Am Getriebe zum Doktortitel

Arbeit am Akustikprüfstand: Doktorand Mirko Reising misst den Geräuschpegel eines Getriebes, das noch gar nicht produziert wird und über das VW deshalb auch keine Auskunft gibt. Der 29-Jährige will für solche Tests ein Prognose-Modell entwickeln. Foto: Steinbach/nh

Baunatal. Bei VW in Baunatal werden nicht nur hunderte Lehrlinge ausgebildet, dort forschen und arbeiten auch junge Akademiker für ihren Doktortitel – 16 sind es zurzeit, was dem Schnitt der Vorjahre entspricht.

Einer ist Mirko Reising aus Braunschweig.
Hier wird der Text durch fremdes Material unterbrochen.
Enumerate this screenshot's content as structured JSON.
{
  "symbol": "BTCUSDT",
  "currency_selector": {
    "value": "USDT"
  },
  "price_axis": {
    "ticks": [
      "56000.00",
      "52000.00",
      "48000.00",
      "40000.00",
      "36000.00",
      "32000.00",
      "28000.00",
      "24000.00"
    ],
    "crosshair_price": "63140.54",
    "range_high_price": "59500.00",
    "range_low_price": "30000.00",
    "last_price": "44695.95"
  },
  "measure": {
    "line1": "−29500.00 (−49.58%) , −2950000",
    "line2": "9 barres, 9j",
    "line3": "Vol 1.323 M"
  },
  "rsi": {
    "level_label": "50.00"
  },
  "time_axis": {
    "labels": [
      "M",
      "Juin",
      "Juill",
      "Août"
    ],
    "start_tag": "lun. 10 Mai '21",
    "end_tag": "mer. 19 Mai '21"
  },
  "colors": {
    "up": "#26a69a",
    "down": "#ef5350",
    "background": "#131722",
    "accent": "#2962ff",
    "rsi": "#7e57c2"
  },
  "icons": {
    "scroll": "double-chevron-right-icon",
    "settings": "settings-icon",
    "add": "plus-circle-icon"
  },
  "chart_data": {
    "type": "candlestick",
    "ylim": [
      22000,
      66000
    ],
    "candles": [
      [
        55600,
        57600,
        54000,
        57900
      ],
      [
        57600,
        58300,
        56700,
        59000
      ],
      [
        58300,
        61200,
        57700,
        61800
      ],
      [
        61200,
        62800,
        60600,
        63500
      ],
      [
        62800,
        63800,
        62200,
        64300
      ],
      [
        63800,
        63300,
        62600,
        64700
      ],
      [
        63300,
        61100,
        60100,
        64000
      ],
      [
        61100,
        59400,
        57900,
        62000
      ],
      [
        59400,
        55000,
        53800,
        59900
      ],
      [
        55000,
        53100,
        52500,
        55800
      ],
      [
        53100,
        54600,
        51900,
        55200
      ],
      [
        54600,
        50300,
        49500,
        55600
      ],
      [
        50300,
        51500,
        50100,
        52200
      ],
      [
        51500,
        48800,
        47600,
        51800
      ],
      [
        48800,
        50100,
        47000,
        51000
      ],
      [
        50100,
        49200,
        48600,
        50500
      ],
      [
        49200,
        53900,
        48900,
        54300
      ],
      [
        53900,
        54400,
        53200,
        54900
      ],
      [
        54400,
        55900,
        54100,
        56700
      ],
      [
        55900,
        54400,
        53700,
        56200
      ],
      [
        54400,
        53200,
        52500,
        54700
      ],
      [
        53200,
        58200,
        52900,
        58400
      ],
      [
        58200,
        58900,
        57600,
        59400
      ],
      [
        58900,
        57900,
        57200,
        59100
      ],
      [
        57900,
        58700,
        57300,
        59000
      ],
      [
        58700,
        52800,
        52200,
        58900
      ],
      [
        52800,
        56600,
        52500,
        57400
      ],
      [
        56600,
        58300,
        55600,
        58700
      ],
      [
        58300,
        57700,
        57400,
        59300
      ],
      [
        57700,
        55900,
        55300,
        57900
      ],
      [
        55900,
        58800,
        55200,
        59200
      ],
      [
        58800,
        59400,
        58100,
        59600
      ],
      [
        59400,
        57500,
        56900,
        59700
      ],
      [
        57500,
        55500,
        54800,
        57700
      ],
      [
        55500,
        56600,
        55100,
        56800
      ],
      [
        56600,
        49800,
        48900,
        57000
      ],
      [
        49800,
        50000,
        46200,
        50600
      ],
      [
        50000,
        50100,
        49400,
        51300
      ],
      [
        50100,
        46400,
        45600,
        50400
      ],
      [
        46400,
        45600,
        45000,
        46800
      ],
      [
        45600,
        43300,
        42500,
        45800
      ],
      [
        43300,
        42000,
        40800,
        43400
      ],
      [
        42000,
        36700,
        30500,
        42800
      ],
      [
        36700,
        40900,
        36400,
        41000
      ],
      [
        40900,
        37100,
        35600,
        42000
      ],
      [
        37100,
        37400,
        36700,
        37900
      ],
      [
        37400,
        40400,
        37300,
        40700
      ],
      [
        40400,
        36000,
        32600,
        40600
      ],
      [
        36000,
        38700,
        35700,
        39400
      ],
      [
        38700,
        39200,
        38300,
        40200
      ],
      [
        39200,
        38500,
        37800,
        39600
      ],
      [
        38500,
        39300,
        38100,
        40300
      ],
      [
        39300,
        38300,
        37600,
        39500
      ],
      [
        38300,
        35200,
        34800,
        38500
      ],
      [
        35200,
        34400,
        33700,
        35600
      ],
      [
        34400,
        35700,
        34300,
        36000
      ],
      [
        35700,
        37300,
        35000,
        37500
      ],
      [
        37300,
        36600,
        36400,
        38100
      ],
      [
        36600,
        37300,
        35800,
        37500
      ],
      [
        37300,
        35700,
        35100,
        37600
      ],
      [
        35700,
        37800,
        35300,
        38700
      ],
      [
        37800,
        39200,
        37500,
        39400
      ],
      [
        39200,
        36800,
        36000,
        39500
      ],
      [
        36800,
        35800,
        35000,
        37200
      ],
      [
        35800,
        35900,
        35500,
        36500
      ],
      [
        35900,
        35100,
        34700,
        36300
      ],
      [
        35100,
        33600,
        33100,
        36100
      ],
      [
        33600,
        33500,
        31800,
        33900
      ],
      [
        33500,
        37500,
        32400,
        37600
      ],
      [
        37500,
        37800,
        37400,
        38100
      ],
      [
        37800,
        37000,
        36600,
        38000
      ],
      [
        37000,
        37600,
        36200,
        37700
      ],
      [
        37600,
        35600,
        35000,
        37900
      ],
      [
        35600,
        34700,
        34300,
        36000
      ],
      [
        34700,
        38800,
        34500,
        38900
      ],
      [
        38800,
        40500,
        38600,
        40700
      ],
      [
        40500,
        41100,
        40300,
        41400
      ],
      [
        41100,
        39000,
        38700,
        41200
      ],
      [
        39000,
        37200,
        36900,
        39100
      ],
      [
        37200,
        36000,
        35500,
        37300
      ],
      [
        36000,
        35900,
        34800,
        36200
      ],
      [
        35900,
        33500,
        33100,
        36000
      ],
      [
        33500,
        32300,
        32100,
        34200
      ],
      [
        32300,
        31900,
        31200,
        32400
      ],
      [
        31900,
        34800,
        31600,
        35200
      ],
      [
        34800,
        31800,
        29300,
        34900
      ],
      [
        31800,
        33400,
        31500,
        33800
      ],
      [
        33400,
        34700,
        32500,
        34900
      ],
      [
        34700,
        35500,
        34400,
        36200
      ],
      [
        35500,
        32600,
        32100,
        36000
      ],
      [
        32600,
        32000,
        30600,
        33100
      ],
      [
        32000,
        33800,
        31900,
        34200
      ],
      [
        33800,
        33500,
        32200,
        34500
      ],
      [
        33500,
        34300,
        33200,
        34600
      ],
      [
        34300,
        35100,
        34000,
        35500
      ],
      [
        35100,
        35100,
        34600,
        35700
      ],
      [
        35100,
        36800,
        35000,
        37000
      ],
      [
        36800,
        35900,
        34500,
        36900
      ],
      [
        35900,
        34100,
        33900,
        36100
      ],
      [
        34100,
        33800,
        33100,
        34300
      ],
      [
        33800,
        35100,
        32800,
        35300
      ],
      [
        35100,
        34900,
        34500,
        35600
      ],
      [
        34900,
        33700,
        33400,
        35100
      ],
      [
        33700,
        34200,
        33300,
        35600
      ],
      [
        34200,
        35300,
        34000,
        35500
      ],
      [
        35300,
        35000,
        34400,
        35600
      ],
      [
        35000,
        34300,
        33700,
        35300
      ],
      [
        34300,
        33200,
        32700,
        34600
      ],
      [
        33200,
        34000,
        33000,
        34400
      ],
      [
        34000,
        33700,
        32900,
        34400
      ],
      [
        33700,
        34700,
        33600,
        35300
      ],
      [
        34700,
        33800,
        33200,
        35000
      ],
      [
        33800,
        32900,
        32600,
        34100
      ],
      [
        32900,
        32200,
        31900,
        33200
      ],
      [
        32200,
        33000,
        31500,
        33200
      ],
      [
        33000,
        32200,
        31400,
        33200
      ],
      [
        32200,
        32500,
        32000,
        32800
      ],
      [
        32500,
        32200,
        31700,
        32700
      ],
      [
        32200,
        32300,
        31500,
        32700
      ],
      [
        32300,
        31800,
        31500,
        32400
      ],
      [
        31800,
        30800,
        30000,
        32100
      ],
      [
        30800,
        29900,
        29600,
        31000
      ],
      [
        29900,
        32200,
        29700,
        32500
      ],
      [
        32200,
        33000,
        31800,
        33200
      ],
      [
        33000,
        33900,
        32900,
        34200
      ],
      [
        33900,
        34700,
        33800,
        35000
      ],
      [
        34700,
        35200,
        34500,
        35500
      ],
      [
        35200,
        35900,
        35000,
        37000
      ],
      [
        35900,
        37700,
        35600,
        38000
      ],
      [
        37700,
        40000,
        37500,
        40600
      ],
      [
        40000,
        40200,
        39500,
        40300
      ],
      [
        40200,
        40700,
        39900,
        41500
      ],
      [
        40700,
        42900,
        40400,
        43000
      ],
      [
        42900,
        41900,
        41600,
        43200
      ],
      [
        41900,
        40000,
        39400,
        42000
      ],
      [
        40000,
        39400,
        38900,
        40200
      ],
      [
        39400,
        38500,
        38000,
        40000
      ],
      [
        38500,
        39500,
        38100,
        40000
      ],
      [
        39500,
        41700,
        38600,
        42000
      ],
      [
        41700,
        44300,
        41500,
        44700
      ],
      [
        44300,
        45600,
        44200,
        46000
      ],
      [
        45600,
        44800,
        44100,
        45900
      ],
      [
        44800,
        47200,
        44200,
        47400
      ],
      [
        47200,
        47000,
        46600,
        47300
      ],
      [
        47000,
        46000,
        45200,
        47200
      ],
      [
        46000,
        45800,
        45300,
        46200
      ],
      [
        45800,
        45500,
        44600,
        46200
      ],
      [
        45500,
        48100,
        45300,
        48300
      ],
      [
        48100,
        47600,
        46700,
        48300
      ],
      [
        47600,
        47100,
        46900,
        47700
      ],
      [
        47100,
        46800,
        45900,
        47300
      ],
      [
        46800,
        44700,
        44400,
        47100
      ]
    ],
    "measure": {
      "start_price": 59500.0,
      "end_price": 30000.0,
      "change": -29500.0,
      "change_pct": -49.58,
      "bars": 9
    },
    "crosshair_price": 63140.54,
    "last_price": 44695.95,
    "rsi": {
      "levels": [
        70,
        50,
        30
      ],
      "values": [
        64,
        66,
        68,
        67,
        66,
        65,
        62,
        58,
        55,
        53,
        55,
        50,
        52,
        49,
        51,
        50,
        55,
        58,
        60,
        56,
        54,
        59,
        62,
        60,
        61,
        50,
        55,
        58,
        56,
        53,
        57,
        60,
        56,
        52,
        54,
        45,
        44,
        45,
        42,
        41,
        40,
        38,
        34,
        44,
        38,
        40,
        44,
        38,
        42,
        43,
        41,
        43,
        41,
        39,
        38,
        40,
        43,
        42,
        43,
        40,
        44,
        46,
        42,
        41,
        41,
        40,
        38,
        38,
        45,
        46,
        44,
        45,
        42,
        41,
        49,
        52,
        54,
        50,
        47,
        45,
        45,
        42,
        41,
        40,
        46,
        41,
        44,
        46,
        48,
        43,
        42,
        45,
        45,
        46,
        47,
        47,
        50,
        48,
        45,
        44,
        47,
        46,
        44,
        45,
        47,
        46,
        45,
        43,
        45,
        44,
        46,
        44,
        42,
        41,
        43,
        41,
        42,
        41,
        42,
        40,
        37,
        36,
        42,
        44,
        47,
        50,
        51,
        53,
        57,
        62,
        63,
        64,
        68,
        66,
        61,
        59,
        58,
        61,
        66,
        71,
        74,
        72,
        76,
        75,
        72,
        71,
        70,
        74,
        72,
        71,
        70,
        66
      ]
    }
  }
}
Er entwickelt ein Prognose-Modell, mit dem der Geräuschpegel neuer Getriebe bewertet werden soll, ohne dass man diese in ein Auto einbaueb muss. Ziel des Unternehmens ist es, Fachkräfte heranzuziehen und Knowhow im Konzern zu halten.

„Ein hochmoderner Akustikprüfstand“, daran arbeite er, sagt Reising. Es gehe darum, ungewollte Geräusche bei den Getrieben der Zukunft auszumerzen. „Jeder mechanische Kontakt bedeutet ein Geräusch“, erläutert Reising. Um das zu untersuchen, werden die Getriebe bislang in Prototypen eingebaut. Die neue Methode soll diesen Aufwand und damit Kosten sparen.

Der 29-Jährige hat an der Technischen Universität (TU) Braunschweig Maschinenbau mit Schwerpunkt Fahrzeugtechnik studiert. Sein Doktorvater dort betreut nun die Dissertation, deren Erstfassung bis Ende des Jahres fertig sein wird. Bis indes der Titel vor dem Namen prangt, wird noch Zeit mit Prüfungen und Formalitäten vergehen.

Reisings Ziel lautet, nach drei Jahren bezahlter Doktorandenzeit im Konzern zu bleiben, möglichst in Baunatal, wo das Herz des VW-Getriebebaus schlägt. „Ich mache nichts für die Schublade“, agt der junge Diplom-Ingenieur. Er wolle, dass seine Erkenntnisse in der Praxis angewendet werden.

Die Chancen dafür stehen nicht schlecht. Man nehme potenzielle Mitarbeiter frühzeitig in die Personalplanung auf, informiere die betroffenen Fachbereiche und verfolge den Werdegang der Doktoranden, so sagt Sonja Piechowiak, Unterabteilungsleiterin im Personalbereich von VW in Baunatal. Bei Gesprächen nach zwölf und 24 Monaten erörtere man den Stand der Dinge und die Perspektiven.

Bei Eignung werde ein Übergang ohne Pause in ein festes Arbeitsverhältnis angestrebt. Bei einem Drittel der Promovierenden klappe das. Piechowiak: „Wir gewinnen so junge Talente, die wir an uns binden.“

Die Doktoranden erhalten einen dreijährigen Vertrag. Abgesehen davon, dass er Praxisnähe haben wollte, sei das eine absehbare Phase, sagt Mirko Reising. Und: Es entstehe „positiver Zeitdruck“. An einer Uni müsse man eher mit fünf Jahren kalkulieren.

Reising, der aus Stendhal (Sachsen-Anhalt) stammt und noch ohne Familie ist, hatte sich auf eine von VW ausgeschriebene Stelle beworben. Es gebe aber auch die Möglichkeit einer Initiativbewerbung, sagt Piechowiak. Wichtig sei, dass der Interessent schon einen Doktorvater hat und möglicherweise auch ein Thema. Volkswagen stelle einen Betreuer und biete ein spezielles Begleitprogramm für die jungen Akademiker.